A vision of how digital twins can be used to tailor drugs: (A) Patients with different immune diseases. (B) Computers construct (C) digital twins of each patient’s disease mechanisms. These interact in molecular programmes, controlled by (D) switch proteins, which are measured in blood or tissue to (E) find the dominant protein(s) at which to target therapy. Illustration: The research group. CREDIT Karolinska Institutet
Inflammatory diseases like rheumatoid arthritis have complex disease mechanisms that can differ from patient to patient with the same diagnosis. This means that currently available drugs have little effect on many patients. Using so-called digital twins, researchers at Karolinska Institutet have now obtained a deeper understanding of the “off and on” proteins that control these diseases. The study, which is published in Cell Reports Medicine, can lead to more personalised drug therapies.
Many patients with inflammatory diseases such as rheumatoid arthritis, Crohn’s disease and ulcerative colitis, never feel fully healthy despite being on medication. It is a problem that causes significant suffering and expense.
In an inflammatory disease, thousands of genes alter the way they interact in different organs and cell types. Moreover, the pathological process varies from one patient to another with the same diagnosis, and even within the same patient at different times.

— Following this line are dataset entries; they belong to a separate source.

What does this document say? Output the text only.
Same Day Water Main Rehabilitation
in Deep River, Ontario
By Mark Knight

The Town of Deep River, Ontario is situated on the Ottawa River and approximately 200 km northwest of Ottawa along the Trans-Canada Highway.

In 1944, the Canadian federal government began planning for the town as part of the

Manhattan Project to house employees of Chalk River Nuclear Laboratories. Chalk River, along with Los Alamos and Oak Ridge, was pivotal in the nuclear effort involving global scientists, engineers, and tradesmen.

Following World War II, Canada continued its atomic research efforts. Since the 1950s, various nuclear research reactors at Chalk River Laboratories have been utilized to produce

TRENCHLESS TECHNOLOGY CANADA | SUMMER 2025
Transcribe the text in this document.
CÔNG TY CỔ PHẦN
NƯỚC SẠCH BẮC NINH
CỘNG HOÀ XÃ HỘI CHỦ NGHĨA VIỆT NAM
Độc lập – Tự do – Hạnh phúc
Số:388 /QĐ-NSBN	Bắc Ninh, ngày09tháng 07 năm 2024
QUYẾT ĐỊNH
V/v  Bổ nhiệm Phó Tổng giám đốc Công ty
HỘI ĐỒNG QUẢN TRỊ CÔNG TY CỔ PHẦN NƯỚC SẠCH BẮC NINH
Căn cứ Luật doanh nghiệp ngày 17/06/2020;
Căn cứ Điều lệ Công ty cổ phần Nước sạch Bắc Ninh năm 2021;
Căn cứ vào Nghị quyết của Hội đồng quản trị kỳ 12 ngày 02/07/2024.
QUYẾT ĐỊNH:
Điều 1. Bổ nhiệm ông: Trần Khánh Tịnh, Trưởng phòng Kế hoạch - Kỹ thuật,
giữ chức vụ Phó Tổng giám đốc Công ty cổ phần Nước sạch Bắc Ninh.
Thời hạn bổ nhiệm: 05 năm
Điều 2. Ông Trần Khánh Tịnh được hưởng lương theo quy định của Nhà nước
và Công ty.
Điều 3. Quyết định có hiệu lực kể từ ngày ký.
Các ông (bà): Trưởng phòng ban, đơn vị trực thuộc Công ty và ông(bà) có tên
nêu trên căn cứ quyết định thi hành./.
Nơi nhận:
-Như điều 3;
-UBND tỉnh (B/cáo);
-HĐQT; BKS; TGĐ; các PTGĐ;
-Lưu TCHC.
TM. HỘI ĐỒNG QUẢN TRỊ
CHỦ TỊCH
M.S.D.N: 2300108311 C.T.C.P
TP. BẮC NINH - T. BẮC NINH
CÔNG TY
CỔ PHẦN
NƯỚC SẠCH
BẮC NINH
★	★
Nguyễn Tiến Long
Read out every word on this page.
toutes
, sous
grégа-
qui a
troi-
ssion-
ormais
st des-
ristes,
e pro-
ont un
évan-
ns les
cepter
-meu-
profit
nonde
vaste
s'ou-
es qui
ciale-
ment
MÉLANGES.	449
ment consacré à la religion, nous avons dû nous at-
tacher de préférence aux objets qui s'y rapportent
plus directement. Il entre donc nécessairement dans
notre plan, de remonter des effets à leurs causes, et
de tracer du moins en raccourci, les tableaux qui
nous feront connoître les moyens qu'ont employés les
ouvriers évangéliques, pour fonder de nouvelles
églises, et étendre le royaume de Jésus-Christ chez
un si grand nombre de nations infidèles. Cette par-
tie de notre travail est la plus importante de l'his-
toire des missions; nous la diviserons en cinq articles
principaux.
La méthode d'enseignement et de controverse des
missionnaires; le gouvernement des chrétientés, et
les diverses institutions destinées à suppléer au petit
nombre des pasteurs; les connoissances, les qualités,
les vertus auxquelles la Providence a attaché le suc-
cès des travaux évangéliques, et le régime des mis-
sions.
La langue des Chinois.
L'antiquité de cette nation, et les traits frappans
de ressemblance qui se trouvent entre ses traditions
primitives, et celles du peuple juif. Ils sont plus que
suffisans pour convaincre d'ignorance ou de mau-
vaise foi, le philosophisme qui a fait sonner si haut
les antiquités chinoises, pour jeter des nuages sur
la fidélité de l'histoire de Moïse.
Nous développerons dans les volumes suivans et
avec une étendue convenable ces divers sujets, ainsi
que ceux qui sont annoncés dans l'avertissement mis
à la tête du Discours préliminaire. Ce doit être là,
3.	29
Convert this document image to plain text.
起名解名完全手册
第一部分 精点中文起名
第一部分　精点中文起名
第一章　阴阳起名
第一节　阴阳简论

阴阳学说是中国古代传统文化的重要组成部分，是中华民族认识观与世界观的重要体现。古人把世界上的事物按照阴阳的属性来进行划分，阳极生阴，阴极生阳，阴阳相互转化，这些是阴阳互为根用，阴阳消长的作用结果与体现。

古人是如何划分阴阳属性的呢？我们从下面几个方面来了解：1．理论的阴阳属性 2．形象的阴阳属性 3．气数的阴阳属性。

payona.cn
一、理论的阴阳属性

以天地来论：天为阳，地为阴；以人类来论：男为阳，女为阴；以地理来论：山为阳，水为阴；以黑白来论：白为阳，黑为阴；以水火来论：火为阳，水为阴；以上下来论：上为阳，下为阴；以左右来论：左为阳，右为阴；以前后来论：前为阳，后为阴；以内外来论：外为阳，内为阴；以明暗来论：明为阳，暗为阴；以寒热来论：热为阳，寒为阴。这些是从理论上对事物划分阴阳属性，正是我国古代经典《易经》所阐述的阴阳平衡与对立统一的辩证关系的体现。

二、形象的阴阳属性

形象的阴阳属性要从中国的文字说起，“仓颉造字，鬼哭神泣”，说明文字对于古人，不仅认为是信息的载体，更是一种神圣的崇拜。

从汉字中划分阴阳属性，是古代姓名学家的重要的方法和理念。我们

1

It is exceedingly difficult to diagnose and treat such complex and varied changes. In a project that has been underway for five years, researchers from a constellation of institutions including Karolinska Institutet in Sweden have been trying to solve this problem and tailor drugs to individual patients by constructing and data-processing their digital twins, i.e. digital models of each patient’s unique disease mechanisms.
Now, the research group has found a possible solution: the changes can be organised in molecular programmes. These molecular programmes are regulated by a limited number of “off and on” switch proteins, of which some are known targets for drugs such as TNF inhibitors. But it is not a therapeutic option that helps everyone.
“Our analyses of patients who responded or didn’t respond to TNF therapy revealed different switch proteins in different individuals,” says the study’s corresponding author Mikael Benson, researcher at the Department of Clinical Science, Intervention and Technology, Karolinska Institutet. “Another important discovery was that the proteins did not switch off the diseases but were more like dimmer switches that raised or lowered the disease programmes.”
Every physiological process can be described with mathematical equations. This advanced digital modelling technique can be adjusted to a patient’s unique circumstances by analysing the activity of each and every gene in thousands of individual cells from blood and tissue. Such a digital twin can be used to calculate the physiological outcome if a condition changes, such as the dosage of a drugs.
Digital twins have revealed to the researchers new opportunities for the effective treatment of serious diseases.
“The methods can be developed to tailor the right combination of drugs for “on” proteins for individual patients,” Dr Benson continues. “The programmes we describe will be made available to the research community so that more clinical studies can be done of patients with different immune diseases.”
In the current study, the researchers combined analyses of a mouse model of rheumatoid arthritis and digital twins of human patients with various inflammatory diseases.
“Even though only the joints were inflamed in mice, we found that thousands of genes changed their activity in different cell types in ten organs, including the skin, spleen, liver and lungs,” says Dr Benson. “As far as I’m aware, this is the first time science has obtained such a broad picture of how many organs are affected in rheumatoid arthritis. This is partly due to the difficulty of physically sampling so many different organs.”